These studies show that 1-day, high-dose valacyclovir therapy at the first symptom of a cold sore is a safe and effective treatment. Both 1- and 2-day valacyclovir regimens provide clinically and statistically significant benefits over placebo in duration of the episode and time to lesion healing. Time to cessation of pain and/or discomfort was also significantly decreased by 1- or 2-day treatment with valacyclovir. The proportion of subjects with prevented and/or blocked cold sore lesions was higher in the valacyclovir-treated groups, although statistical significance was not reached. These two large, well-controlled trials provide evidence that early, high-dose, short-duration antiviral intervention can shorten the clinical course of cold sores and that 2 days of therapy provide no additional benefit over 1 day.
These results support the premise that achieving and maintaining high concentrations of acyclovir in plasma above the HSV-1 99% inhibitory concentration level, during the period of early viral replication, can interrupt the 2 to 3 cycles of viral replication thought to be necessary to produce clinically apparent lesions (
18,
22). The valacyclovir 1-day treatment regimen of 2 g twice daily was expected to provide a peak acyclovir concentration of approximately 8 μg/ml and a concentration-time profile in excess of the 99% inhibitory concentration of 4.21 μg/ml for approximately 5.5 h (~23%) during the first 24-h period (
3,
17,
24). A single-day valacyclovir regimen of 2 g twice daily for 2 doses produces systemic concentrations not clinically achievable with oral acyclovir dosing or topical therapy. Hence, this may explain the inconsistent efficacy results observed in previous clinical trials with oral acyclovir therapy for cold sores (
14,
16,
21). It is presumed, but not proven, that a strong antiviral effect hastens wound resolution by decreasing the extent of keratinocyte destruction, the viral antigen load, and the attendant inflammatory response, which impair reepithelization at the site of infection (
1,
9,
11,
22).
One-day, two-dose oral valacyclovir constitutes a convenient treatment for herpes labialis in comparison to topical therapies, which typically require frequent applications for multiple days (
13,
15,
19,
20,
23). While direct comparisons between oral and topical therapy have not been conducted, the available data suggest that oral therapy is more effective. Penciclovir 1% cream (Denavir) is indicated for the treatment of cold sores. The clinical studies leading to approval demonstrated that the cream was efficacious in shortening the median healing time of classical cold sore episodes by 0.7 to 1.0 days (13 to 17%) compared to the vehicle controls (
13,
20). Acyclovir 5% cream (Zovirax cream) is also indicated for cold sores and has been shown in two large, well-controlled clinical trials to shorten the duration of classical cold sore episodes by a similar magnitude to that of penciclovir 1% cream (
19). The clinical results reported in the two valacyclovir studies indicate a difference between valacyclovir and placebo-treated patients in mean classical lesion healing time of 1.1 to 1.3 days (18 to 21%) (Table ).

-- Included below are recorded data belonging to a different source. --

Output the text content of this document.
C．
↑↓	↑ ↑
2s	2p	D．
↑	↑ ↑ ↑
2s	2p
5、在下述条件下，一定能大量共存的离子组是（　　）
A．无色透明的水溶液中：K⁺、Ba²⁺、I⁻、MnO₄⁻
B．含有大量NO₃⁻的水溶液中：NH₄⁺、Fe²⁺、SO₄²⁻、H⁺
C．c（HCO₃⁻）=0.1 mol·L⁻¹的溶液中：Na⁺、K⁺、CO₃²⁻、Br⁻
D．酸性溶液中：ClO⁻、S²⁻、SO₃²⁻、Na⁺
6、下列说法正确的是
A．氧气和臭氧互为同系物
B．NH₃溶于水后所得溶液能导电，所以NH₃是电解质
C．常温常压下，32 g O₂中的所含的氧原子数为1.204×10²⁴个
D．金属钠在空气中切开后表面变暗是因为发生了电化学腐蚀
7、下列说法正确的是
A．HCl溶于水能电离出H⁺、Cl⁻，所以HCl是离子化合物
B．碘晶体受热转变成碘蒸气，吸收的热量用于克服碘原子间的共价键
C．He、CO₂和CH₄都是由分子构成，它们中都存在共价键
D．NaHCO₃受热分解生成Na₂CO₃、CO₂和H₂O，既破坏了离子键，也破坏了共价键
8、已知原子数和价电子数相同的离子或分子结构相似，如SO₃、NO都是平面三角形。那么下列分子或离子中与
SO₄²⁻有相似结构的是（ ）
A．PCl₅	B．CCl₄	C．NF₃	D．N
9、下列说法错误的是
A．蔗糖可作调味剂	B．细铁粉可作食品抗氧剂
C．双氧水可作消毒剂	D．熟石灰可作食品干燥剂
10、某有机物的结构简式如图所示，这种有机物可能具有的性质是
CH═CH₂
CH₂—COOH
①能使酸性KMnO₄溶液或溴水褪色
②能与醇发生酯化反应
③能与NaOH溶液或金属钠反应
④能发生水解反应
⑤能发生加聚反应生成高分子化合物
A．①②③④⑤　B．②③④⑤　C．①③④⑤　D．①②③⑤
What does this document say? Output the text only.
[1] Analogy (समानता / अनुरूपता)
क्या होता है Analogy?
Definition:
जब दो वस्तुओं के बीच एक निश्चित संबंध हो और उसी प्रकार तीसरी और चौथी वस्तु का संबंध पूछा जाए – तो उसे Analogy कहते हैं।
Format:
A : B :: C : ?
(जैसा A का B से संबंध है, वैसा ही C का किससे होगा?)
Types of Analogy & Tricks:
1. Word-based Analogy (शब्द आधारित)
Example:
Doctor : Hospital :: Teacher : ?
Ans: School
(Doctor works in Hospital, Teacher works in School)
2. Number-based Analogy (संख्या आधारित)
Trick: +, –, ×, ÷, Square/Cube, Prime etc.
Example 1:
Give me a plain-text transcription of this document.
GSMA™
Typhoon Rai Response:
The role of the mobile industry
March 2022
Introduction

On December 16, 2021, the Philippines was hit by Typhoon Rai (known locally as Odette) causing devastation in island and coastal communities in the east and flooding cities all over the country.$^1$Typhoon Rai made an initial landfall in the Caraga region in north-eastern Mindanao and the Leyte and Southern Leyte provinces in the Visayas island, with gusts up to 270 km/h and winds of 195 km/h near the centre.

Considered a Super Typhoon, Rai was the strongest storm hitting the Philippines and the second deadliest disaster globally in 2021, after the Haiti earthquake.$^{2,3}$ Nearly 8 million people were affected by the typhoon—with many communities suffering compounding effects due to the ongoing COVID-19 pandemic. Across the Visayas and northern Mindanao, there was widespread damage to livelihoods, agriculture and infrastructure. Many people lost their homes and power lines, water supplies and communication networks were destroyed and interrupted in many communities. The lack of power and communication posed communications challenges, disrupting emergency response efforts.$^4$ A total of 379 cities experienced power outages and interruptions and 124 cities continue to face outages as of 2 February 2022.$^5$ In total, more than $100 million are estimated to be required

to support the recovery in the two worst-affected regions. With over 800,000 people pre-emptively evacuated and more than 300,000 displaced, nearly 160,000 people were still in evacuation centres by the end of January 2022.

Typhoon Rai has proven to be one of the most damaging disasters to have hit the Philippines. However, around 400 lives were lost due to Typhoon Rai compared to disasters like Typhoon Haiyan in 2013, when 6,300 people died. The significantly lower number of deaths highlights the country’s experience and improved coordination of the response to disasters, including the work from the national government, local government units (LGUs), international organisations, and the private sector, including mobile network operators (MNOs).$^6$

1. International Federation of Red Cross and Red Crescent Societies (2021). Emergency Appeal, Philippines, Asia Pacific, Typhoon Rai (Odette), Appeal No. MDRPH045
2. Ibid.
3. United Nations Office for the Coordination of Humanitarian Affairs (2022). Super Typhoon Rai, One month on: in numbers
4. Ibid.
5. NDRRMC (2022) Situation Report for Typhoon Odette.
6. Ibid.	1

Although the proportion of subjects with prevented and/or blocked cold sore lesions was higher in the valacyclovir-treated groups, statistical significance was not reached. Two studies, one using topical acyclovir cream and one using oral acyclovir, have shown some apparent effect on the prevention of cold sore lesion progression (
6,
16). However, these results have not been reproduced in subsequent studies (
14,
19,
21). The present valacyclovir studies are the two largest, placebo-controlled trials of herpes labialis treatment designed to test the hypothesis that the progression of cold sore lesions could be prevented with oral medication if taken early (i.e., at the first symptoms). Both studies showed similar trends in favor of valacyclovir, and in a combined analysis of these two trials, a statistically significant effect on preventing and/or blocking cold sore lesion development was demonstrated (S. K. Tyring, S. L. Spruance, M. Vargas-Cortes, and M. Schultz, Proc. Summer Session Am. Acad. Dermatol., abstr. 31, 2002).
The magnitude of benefit to the patient that can be achieved by the episodic treatment of herpes labialis is less than the efficacy of prophylactic drug administration. Nevertheless, many patients prefer intermittent to continuous medication. For these individuals, the 1.1- to 1.3-day effect on mean lesion healing time shown in this trial, an 18 to 21% reduction, would be clinically significant to many of them. While considered a minor illness, herpes labialis lesions can be disfiguring and painful during eating or talking and can adversely affect self-image, particularly among teenagers.
These two large trials indicate that valacyclovir therapy, taken at the first symptom of a cold sore, reduces the duration of an episode, the time to lesion healing, and the duration of pain and/or discomfort. The 1-day valacyclovir regimen is a safe and effective treatment of cold sores while also offering the potential advantage of simple and convenient dosing over currently available treatments.